Indexes on Partitioned Tables/分区表上的索引
An index normally points to a row in a physical segment (a table). But a partitioned table consists of multiple physical segments, so the index structures and the data contained within the index need to be slightly different for partitioned tables. If the index spans all partitions, what happens when we perform maintenance on a single partition, such as dropping it? What happens to the index entries that reference the now dropped partition?
关键点:
- 全局的
索引跨越所有分区,这意味着每个索引条目的 ROWID 更大,以引用分区(数据库对象)以及行在该分区中的位置 - 维护
修改表分区(截断、拆分、合并、删除等)可以将索引标记为 UNUSABLE 状态。默认情况下,发生这种情况时不会引发任何错误,您的查询计划只是不再使用索引。UPDATE INDEXES 子句在这里可能是有益的 - 异步
在 12c 及更高版本中,DROP 和 TRUNCATE 分区维护对全局索引的影响较小,因为索引清理是在后台完成的。此特性对大量数据删除有用
分区表如果使用传统的索引,即全局索引,则删除分区时,索引状态为变为UNUSABLE。
你可以在删除分区同时更新索引:
alter table <table_name> drop partition <partition_name> update index;
跳过不可用索引默认设置为TRUE:
SQL> show parameter skip
NAME TYPE VALUE
------------------------------------ ----------- ------------------------------
skip_unusable_indexes boolean TRUE
全局索引不仅要记录rowid,还需记录分区所在的segment ID。即extended rowid。
ROWID是虚拟列,占用10个字节:
SQL> select rowid, vsize(rowid), dump(rowid) from part where rownum <2;
ROWID VSIZE(ROWID)
------------------ ------------
DUMP(ROWID)
--------------------------------------------------------------------------------
AAASNxAAMAAAAGDAAA 10
Typ=69 Len=10: 0,1,35,113,3,0,1,131,0,0
Locally Partitioned Indexes/本地分区索引
An index can be equipartitioned with its underlying table. Such an index is known as a local index(可以与global ). Local indexes can have significantly benefits when it comes to Information Lifecycle Management (ILM). Because table partitions operations such as TRUNCATE and DROP and isolated to a single index partition, the remainder of the index remains available and never needs unncessary maintenance. Local indexes are also lend themselves to easier partition exchange which is a useful technique for either archiving old data or introducing new data into a partitioned table with zero downtime.
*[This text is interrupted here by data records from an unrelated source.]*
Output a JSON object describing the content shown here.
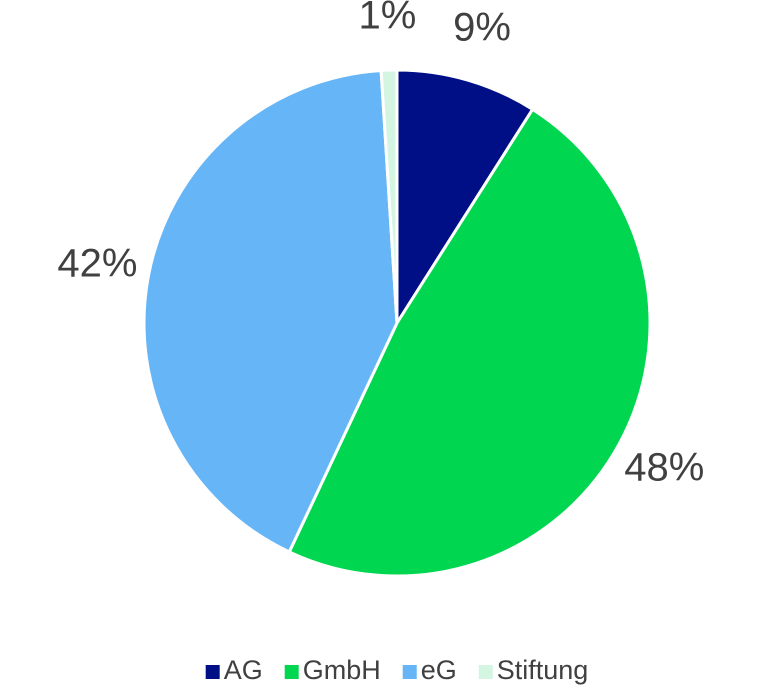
{
  "chart_data": {
    "type": "pie",
    "categories": [
      "AG",
      "GmbH",
      "eG",
      "Stiftung"
    ],
    "values": [
      9,
      48,
      42,
      1
    ],
    "value_labels": [
      "9%",
      "48%",
      "42%",
      "1%"
    ],
    "colors": [
      "#000f85",
      "#00d64f",
      "#66b5f7",
      "#d5f5e3"
    ],
    "legend": "bottom"
  }
}
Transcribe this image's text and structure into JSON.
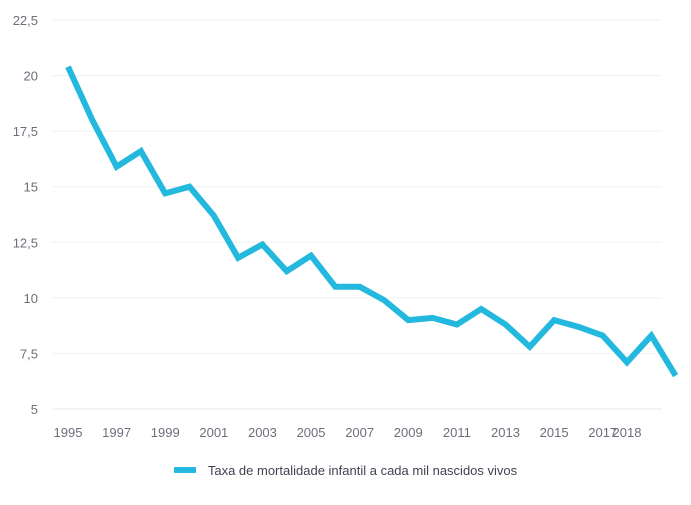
{
  "chart_data": {
    "type": "line",
    "x": [
      1995,
      1996,
      1997,
      1998,
      1999,
      2000,
      2001,
      2002,
      2003,
      2004,
      2005,
      2006,
      2007,
      2008,
      2009,
      2010,
      2011,
      2012,
      2013,
      2014,
      2015,
      2016,
      2017,
      2018,
      2019,
      2020
    ],
    "x_tick_labels": [
      "1995",
      "1997",
      "1999",
      "2001",
      "2003",
      "2005",
      "2007",
      "2009",
      "2011",
      "2013",
      "2015",
      "2017",
      "2018"
    ],
    "y_tick_labels": [
      "22,5",
      "20",
      "17,5",
      "15",
      "12,5",
      "10",
      "7,5",
      "5"
    ],
    "ylim": [
      5,
      22.5
    ],
    "grid": true,
    "legend_position": "bottom-center",
    "series": [
      {
        "name": "Taxa de mortalidade infantil a cada mil nascidos vivos",
        "color": "#23b8de",
        "values": [
          20.4,
          18.0,
          15.9,
          16.6,
          14.7,
          15.0,
          13.7,
          11.8,
          12.4,
          11.2,
          11.9,
          10.5,
          10.5,
          9.9,
          9.0,
          9.1,
          8.8,
          9.5,
          8.8,
          7.8,
          9.0,
          8.7,
          8.3,
          7.1,
          8.3,
          6.5
        ]
      }
    ]
  }
}
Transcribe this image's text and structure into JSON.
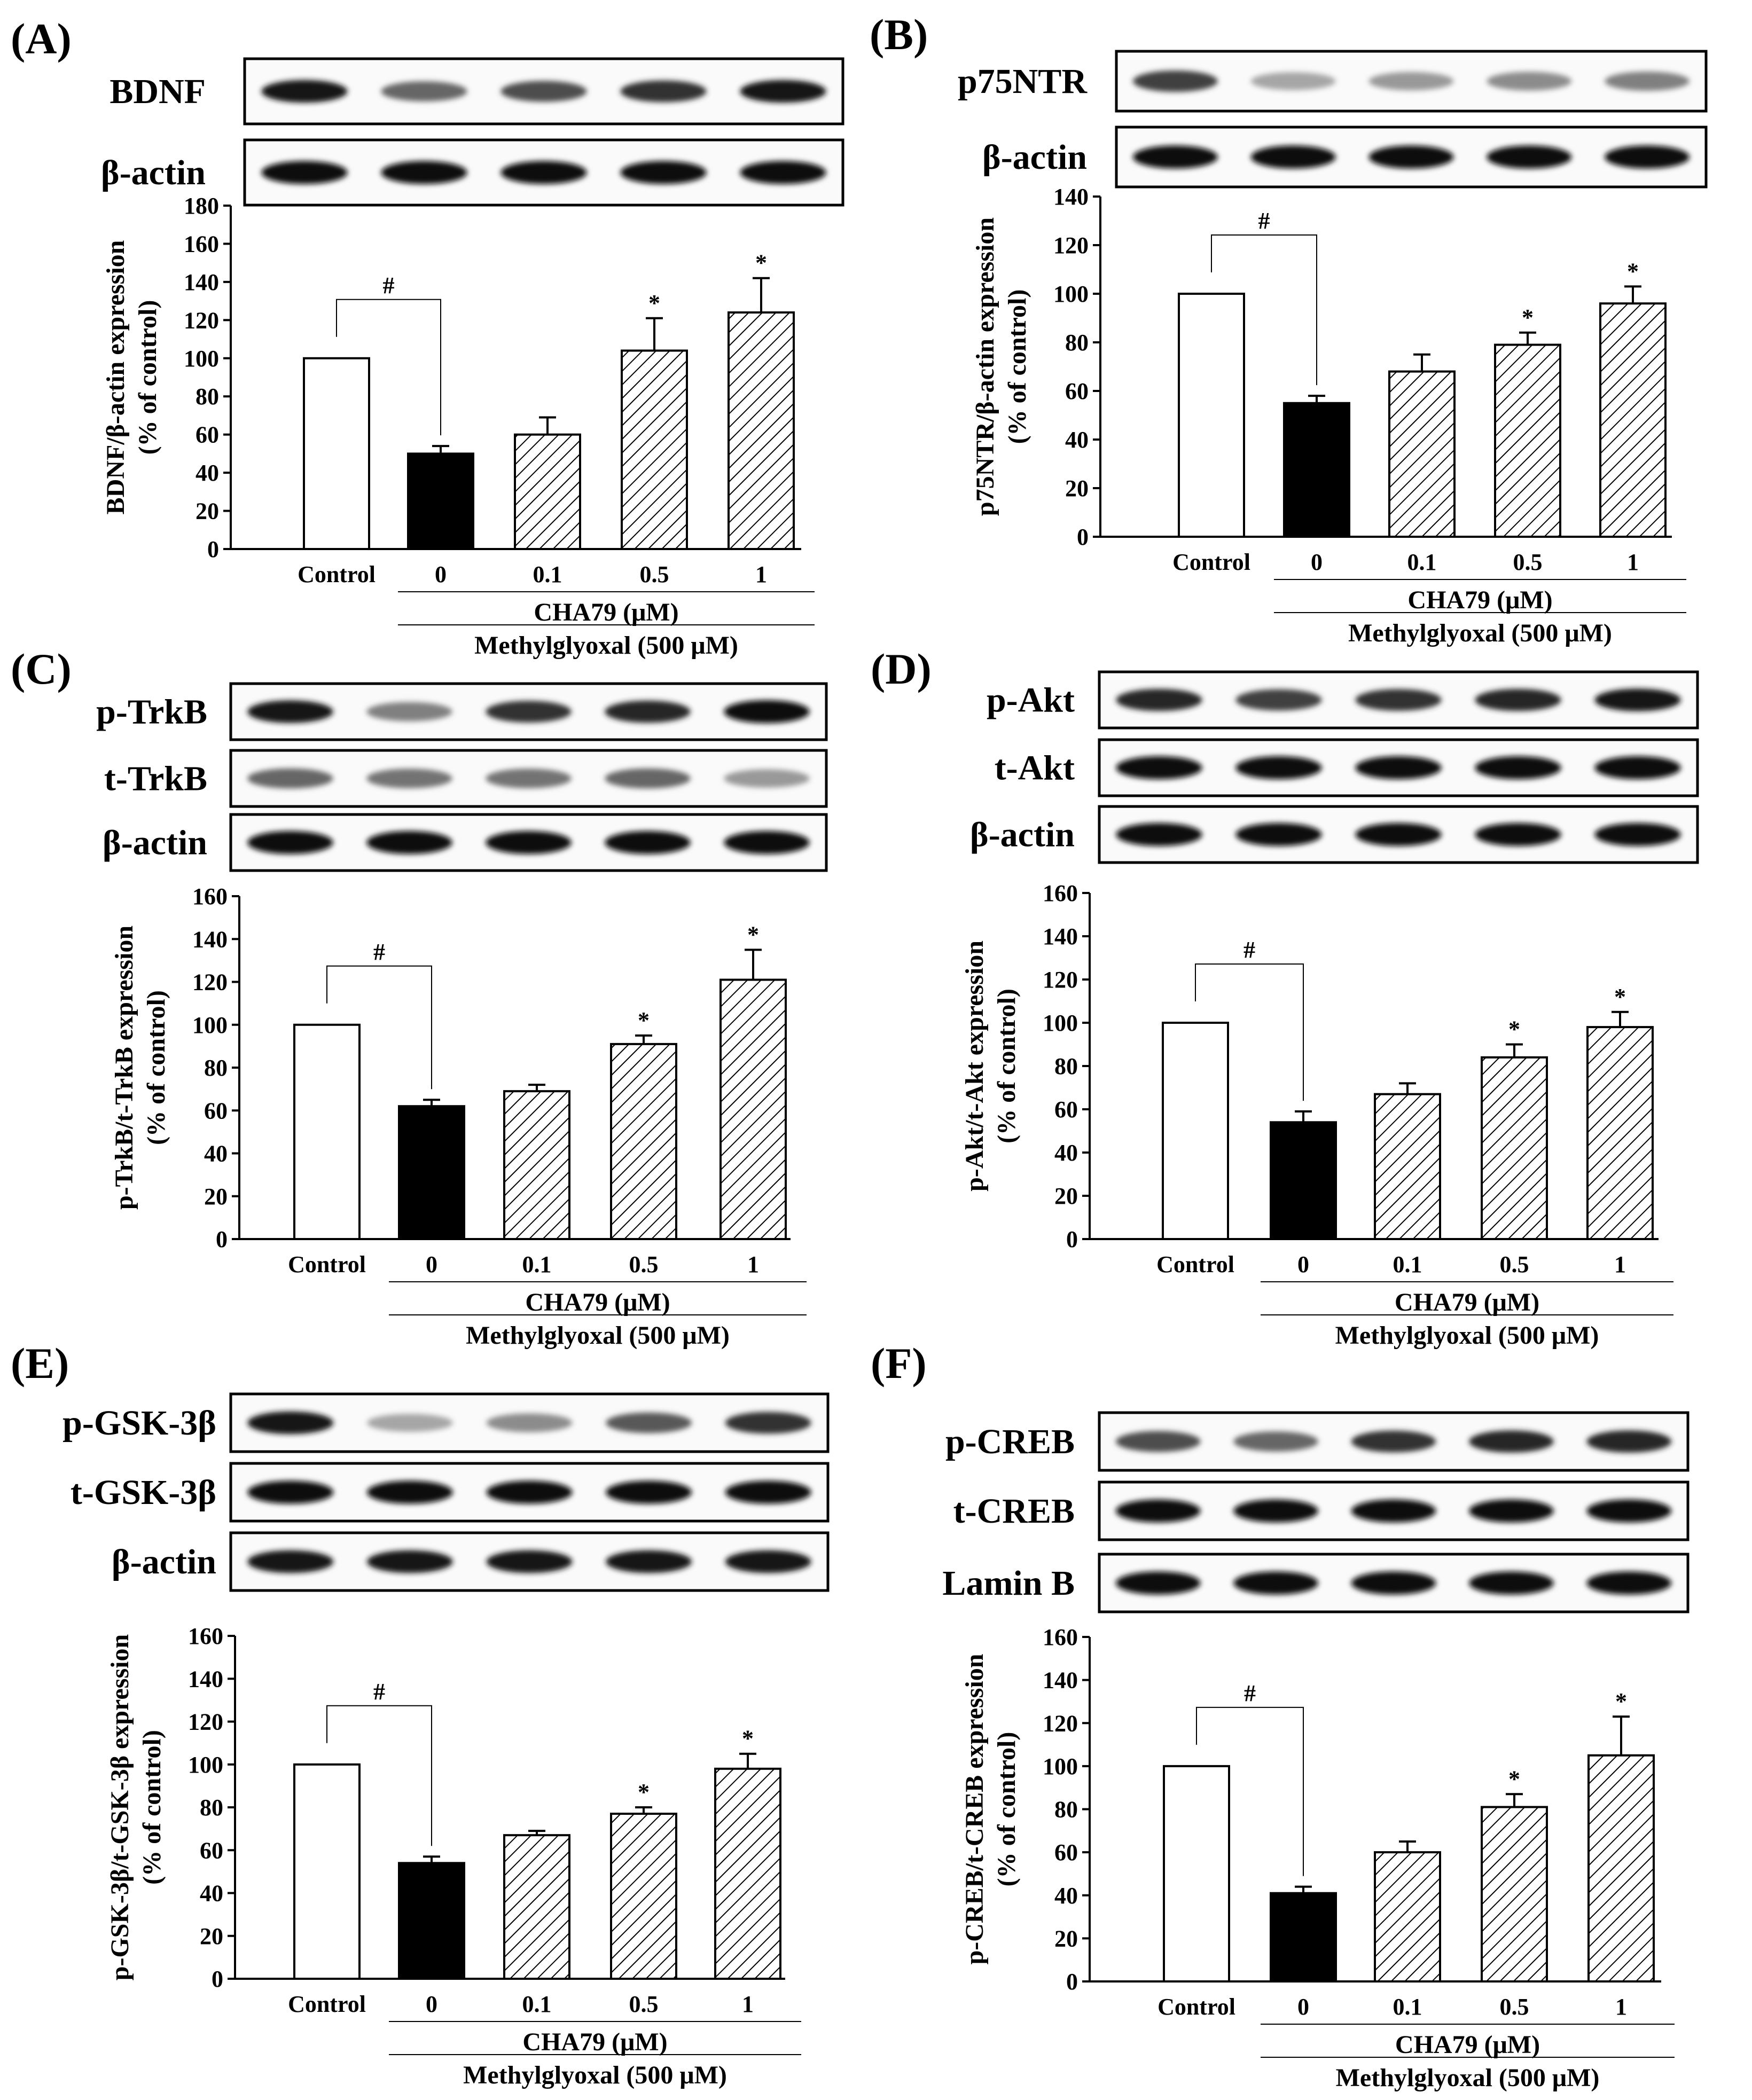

全局分区索引(或全局索引)是一个index segment映射多个table partition segment。而本地分区索引(或本地索引)则是index segment与table partition segment一一对应。本地索引相相当于对索引进行了分区。
如果此时删除一个分区,则相应的本地分区索引也被删除,其他的分区和索引均无影响。
create table sales
(
tstamp date not null,
empno number(10) not null,
amount number(10) not null
)
partition by range (tstamp)
interval (numtoyminterval(1, 'YEAR'))
(
partition p2009 values less than (DATE '2010-01-01'),
partition p2010 values less than (DATE '2011-01-01'),
partition p2011 values less than (DATE '2012-01-01'),
partition p2012 values less than (DATE '2013-01-01')
);
create index sales_ix on sales(tstamp) local;
insert into sales values(DATE '2010-01-01', 100, 100);
insert into sales values(DATE '2011-01-01', 200, 200);
insert into sales values(DATE '2012-01-01', 300, 300);
alter table sales drop partition p2009;
select partition_name, status from user_ind_partitions
where index_name = 'SALES_IX';
输出如下,可以看到删除分区后,其它分区的索引仍可用:
PARTITION_NAME STATUS
P2010 USABLE
P2011 USABLE
P2012 USABLE
3 rows selected.
有了本地索引,ILM会变得更方便:
alter table sales move partition p2010 compress;
alter table sales move partition p2010 tablespace ts_archive;
-- 这样RMAN就不会反复备份
alter tablespace ts_lowperformance read only;
alter table sales modify partition p2010 unusable local indexes;
alter table sales modify partition p2010 indexing off;
将较老的分区禁止本地索引,是因为这些老的数据大多用于分析。当然也有将当前分区禁止索引的,这适用于使用Database In-Memory的情形。
exchange partition就不介绍了。
Local versus Global Indexes/本地与全局索引
The previous two videos discuss several apparent limitations of global indexes and plenty of advantages of local indexes. This seems to suggest that local indexes should always be used in preference to global indexes. This is not the case, and each indexing technique should be employed to best match the application requirements you have. A local index can be the absolutely wrong choice for particular kinds of queries. However, sometimes you may need to choose some design compromises if you want to get the best of both worlds - partition independence but still with solid declarative database design.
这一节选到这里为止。